Entries in the Category "emile hirsch"
Movie Review Double Shot
Sean Penn was amazing in the movie (glad that he won the SAG award a few weeks ago, though I imagine Mickey Rourke has him at the Oscars). I say this even for the benefit of people who seethe with hatred for Sean Penn (Shout out--Andra!) because he is remarkably un-Sean Penn like for the entire movie. He scarcely looks like himself, in a way I can’t quite describe, but which seems to have something to do with an elasticity in his face, neck and shoulders that he’s usually lacking. Also terrific are Emile Hirsch (who I only like sometimes) and James Franco (who was the only watchable element of The Crapapple Express) and especially Josh Brolin (who’s awesome in everything lately, but who tops off this performance with the best seventies hair ever).
So, this kind of movie is usually primarily about the performances, and, like I said, the actors didn’t disappoint. Still, one thing I got that I did not expect to see was a seriously compelling glimpse into the ultimate grassroots campaign; a primer for how a fight for rights insinuates itself into government. I didn’t know that much about the real Harvey Milk, and I couldn’t believe how many times he ran for office and lost before he finally ran and won. He chipped away at hate, prejudice and indifference for years. There was so much vigorous activism onscreen, that I—well, basically, if I had been able to walk out of the movie and into some kind of freedom march I so would’ve done it. The awesomeness of the scenes where the characters would assemble and walk to City Hall made me long to take part in some political action, this despite all the violence and frustration the activists in this movie faced.
Though that verb should not be in past tense, should it? It was savvy of the filmmakers to release this film right now; people are still hot (and rightfully so) about California’s Prop 8. It’s a vivid reminder that prejudice didn’t die with seventies hair.
There’s plenty in this movie about violence and racism and the increasing anachronism of alpha male posturing, but I’ll direct you towards other reviews to muse on that. Metacritic is a great place to start.
What I want to talk about is how totally alien almost all the characters in this movie were in the way they interacted with each other. The weirdness was leaking out of the screen. The characters all related to each other like they had all been born in laboratories and were just growing accustomed to human interaction. This occurs from the very first moments of the movie, and the way everyone acts at the funeral of Clint Eastwood’s character’s wife. First, the priest who’s trying to reach out to him, who continually addresses him by his first name (which escapes me at the moment) despite the fact that Clint demands that he not do it. Who does that? The grandchildren also slouch around the house and check their text messages like it wasn’t their grandmother who just died. Of course, all of this is in service to reinforcing Eastwood’s theme of “it ain’t like it used to be.” Kids today have no respect. Not even that little pipsqueak priest.

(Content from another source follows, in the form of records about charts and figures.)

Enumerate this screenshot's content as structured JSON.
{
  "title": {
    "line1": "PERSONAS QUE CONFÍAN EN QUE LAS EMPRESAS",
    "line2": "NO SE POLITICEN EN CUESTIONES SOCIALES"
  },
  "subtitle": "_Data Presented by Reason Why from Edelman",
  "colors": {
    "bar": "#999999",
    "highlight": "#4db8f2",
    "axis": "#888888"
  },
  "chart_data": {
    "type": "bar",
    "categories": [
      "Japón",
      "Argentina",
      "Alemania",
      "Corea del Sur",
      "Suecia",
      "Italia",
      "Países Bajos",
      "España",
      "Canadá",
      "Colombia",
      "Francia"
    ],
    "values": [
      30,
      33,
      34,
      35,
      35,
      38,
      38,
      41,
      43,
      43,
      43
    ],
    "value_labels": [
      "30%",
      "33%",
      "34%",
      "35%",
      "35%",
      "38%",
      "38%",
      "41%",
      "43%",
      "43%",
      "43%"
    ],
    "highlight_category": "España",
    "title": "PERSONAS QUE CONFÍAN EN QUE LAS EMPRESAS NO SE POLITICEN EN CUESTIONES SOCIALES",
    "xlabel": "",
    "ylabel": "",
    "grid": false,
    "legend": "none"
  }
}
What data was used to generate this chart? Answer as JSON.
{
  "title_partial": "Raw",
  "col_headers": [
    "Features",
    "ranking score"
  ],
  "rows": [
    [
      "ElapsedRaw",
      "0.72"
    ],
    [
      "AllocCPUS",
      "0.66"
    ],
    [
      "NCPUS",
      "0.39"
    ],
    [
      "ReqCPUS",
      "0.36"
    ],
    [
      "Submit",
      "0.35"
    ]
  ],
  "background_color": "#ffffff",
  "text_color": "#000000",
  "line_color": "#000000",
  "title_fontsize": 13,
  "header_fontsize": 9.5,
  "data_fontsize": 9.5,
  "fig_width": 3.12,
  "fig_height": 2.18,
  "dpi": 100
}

We see the same thing with his adult son and daughter-in-law, in the birthday scene. We open at the dining room table where Clint sits in front of a sad, tacky birthday cake while the others stand awkwardly at his sides. Then, they awkwardly hand him extremely thoughtless birthday gifts—not wrapped, of course. He sits there and grumbles, and we’re meant to commiserate with him as, yet again, assholes surround him. And in the theater I’m saying, “Sit down. Why are you hovering like that? Sit down.” I couldn’t help but feel that these scenes were directed (by Eastwood) to be purposely awkward, to make the audience join the character in his discomfort. If that’s the case, it was certainly effective.
Either that, or this is just how people act around Clint Eastwood, and he’s doesn’t realize it’s not normal.